Je suis à terre. Moi qui fus une cité opulente et audacieuse grâce à mon savoir cosmographique et à mes découvertes maritimes, moi qui fus une véritable tour de Babel où se côtoyaient Portugais, Français, Génois, Allemands et Florentins, je suis à genoux, totalement anéantie par le cataclysme qui me frappe. Les éléments se sont déchaînés les uns après les autres, de façon si brutale qu’ils ne m’ont laissé aucun répit. Je ne suis plus que ruines, lambeaux et souffrance.

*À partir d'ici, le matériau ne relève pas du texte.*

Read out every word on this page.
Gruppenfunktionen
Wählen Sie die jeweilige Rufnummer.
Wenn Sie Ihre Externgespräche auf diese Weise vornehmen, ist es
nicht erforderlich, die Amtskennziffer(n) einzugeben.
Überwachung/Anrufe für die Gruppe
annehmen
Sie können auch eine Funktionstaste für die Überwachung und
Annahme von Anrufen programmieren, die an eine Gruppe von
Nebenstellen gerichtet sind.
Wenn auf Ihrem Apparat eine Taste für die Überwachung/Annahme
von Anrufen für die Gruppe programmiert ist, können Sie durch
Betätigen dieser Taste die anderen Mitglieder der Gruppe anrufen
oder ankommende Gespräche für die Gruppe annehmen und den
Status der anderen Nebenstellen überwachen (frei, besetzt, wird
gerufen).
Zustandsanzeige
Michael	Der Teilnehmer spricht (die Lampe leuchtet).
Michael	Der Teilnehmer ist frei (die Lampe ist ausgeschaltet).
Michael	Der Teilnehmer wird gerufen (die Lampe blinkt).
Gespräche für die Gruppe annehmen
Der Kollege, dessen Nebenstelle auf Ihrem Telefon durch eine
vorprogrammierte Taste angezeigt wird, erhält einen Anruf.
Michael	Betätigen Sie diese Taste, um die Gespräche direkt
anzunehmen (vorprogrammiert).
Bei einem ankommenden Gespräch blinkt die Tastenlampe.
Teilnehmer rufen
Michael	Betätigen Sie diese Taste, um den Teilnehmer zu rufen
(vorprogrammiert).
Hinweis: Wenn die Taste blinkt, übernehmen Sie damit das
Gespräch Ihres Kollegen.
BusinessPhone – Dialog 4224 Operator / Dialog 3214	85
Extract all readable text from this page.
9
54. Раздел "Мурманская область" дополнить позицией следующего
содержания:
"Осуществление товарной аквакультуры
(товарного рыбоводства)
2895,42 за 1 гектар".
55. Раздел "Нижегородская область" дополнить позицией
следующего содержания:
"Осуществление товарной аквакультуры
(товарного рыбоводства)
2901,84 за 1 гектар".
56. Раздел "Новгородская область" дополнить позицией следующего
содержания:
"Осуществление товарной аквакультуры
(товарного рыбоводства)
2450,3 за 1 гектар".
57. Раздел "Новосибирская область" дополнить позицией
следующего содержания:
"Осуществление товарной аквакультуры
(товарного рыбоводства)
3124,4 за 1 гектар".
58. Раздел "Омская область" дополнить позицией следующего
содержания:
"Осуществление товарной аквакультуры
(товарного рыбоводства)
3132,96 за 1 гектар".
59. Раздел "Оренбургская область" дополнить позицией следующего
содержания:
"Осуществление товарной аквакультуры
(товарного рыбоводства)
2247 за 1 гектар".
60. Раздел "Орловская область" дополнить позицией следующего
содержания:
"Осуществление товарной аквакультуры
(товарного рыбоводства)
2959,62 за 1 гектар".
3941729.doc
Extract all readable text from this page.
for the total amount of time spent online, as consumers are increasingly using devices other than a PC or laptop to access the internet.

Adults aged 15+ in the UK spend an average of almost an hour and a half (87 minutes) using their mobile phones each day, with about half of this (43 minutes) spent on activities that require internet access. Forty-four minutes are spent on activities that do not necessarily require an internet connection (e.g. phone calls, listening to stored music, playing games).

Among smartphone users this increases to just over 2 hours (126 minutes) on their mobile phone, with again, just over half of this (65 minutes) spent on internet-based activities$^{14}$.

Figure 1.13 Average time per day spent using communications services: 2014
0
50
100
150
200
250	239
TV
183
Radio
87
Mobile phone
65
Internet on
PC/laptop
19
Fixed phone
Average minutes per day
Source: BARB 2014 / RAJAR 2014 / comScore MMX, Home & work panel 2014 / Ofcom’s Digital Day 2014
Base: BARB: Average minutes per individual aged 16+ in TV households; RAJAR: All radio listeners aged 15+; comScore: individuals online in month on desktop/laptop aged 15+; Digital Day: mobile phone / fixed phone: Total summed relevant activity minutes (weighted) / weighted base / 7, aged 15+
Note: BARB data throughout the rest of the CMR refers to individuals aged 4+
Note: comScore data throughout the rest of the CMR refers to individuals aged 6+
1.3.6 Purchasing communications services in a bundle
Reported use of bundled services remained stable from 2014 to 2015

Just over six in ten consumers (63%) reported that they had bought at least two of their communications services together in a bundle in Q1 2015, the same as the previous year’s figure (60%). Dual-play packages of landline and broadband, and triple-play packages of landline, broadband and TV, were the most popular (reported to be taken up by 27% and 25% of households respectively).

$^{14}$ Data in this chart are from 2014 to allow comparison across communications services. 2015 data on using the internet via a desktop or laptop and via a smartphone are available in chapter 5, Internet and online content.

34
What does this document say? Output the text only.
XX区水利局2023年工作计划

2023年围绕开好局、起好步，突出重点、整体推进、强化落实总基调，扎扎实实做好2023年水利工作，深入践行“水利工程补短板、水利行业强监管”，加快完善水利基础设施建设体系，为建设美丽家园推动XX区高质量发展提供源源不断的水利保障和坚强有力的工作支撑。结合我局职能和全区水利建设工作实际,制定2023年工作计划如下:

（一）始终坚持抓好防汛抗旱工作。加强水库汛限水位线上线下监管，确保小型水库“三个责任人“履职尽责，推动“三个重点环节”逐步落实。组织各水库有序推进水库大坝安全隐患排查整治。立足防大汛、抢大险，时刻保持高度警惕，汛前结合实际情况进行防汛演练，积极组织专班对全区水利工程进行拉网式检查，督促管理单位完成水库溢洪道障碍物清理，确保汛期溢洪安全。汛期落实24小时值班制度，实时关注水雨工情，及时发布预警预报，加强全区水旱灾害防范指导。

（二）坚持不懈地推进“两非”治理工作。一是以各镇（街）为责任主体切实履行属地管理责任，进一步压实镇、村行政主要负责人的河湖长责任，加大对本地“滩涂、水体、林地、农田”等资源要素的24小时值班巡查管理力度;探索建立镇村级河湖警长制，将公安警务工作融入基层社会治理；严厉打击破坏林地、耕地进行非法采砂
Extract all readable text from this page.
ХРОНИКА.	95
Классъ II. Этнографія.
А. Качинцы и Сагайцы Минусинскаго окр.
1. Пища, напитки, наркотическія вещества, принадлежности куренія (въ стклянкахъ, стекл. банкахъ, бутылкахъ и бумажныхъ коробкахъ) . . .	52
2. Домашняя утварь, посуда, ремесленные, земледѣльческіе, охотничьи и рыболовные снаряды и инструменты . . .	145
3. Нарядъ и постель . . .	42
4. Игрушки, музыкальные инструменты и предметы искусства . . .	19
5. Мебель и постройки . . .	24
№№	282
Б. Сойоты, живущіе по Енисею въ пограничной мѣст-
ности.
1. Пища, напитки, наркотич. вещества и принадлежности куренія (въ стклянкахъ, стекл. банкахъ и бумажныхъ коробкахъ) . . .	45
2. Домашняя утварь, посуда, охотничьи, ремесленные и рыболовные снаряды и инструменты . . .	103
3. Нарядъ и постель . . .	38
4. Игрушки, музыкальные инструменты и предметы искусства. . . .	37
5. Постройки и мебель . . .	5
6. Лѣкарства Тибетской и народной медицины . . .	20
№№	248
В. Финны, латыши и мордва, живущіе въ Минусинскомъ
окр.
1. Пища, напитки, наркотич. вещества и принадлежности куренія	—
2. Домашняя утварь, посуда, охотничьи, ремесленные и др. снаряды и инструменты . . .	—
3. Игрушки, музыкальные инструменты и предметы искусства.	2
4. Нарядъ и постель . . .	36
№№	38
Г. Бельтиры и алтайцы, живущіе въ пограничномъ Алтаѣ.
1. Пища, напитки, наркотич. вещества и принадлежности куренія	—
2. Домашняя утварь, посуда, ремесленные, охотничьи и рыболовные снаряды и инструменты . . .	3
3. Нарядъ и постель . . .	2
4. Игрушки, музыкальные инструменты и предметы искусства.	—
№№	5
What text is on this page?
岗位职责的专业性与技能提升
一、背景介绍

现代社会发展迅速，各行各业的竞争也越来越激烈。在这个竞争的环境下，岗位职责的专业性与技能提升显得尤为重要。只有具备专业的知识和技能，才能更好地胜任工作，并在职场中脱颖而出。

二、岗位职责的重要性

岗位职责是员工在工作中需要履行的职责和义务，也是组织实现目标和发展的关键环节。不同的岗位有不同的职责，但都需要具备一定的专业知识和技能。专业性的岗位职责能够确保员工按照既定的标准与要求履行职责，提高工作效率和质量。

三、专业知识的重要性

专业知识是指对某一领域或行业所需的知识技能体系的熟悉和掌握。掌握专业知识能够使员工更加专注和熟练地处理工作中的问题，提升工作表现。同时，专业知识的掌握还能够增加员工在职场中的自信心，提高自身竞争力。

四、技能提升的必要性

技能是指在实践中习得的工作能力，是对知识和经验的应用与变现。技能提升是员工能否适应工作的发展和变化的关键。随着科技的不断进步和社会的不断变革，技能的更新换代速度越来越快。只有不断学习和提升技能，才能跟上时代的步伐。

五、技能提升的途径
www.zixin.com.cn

Les secousses, d’une extrême violence, se sont succédé projetant tout à terre. Les murs se sont fendus, les arbres se sont couchés totalement déracinés et le sol s’est dérobé comme des sables mouvants. J’ai vu mes édifices s’écrouler comme de simples châteaux de cartes, écrasant enfants, vieillards et adultes. Je comptais quarante et une églises, seules six sont encore debout. Je comptais soixante-cinq couvents, seuls onze ont résisté à ce séisme. Mes failles sont béantes. Je ne me reconnais plus. Tout a commencé par un grondement terrifiant à vous glacer le sang, puis un gigantesque nuage de poussière a littéralement obscurcit le soleil. Dans cette atmosphère de fin du monde, j’ai vu l’enfer se propager à travers le feu, à travers les flammes que les cheminées libéraient en s’écroulant. Durant cinq jours, j’ai été ravagée par les incendies que le vent attisait. Cinq jours de douleur et de cris atroces qui s’arriment à vos tripes et vous mettent sens dessus dessous. Mais l’horreur ne s’est pas arrêtée là. La mer qui fit mon âge d’or ne m’a pas épargnée et m’a submergée avec un raz-de-marée dévastateur qui a tout balayé sur son passage. Des vagues de plus de cinq mètres de haut ont fracassé les bateaux chargés de précieuses marchandises provenant de mon vaste empire. L’eau en furie s’est engouffrée dans les habitations noyant leurs occupants ou les rejetant violemment au large. Je ne compte plus mes morts. Si je les ai comptés jusqu’à cinquante mille, puis j’ai abandonné. Frappés d’effroi, comme pétrifiés, les survivants ont pleuré et prié de toutes leurs forces pour mettre fin à ce cauchemar apocalyptique. Seulement prier n’arrête pas le malheur. Ni les pillards, ni les épidémies.
Moi, la très catholique reine du Tage, j’ai connu la gloire et la prospérité avant d’être totalement assujettie au royaume d’Angleterre par la faute d’une monarchie à bout de souffle, incapable de réformer son pays. Mais ce joug et ce déclin sont peu de chose face à un tremblement de terre si puissant qu’il fit osciller les lacs de Suisse et d’Écosse. C’était le 1er novembre 1755, jour de la Toussaint. Les religieux ont invoqué la soumission de la volonté divine et l’omnipotence de Dieu. Á l’aune de ma splendeur passée, j’ai payé le prix le plus cher qu’il m’était donné de payer. Je suis une ville brisée.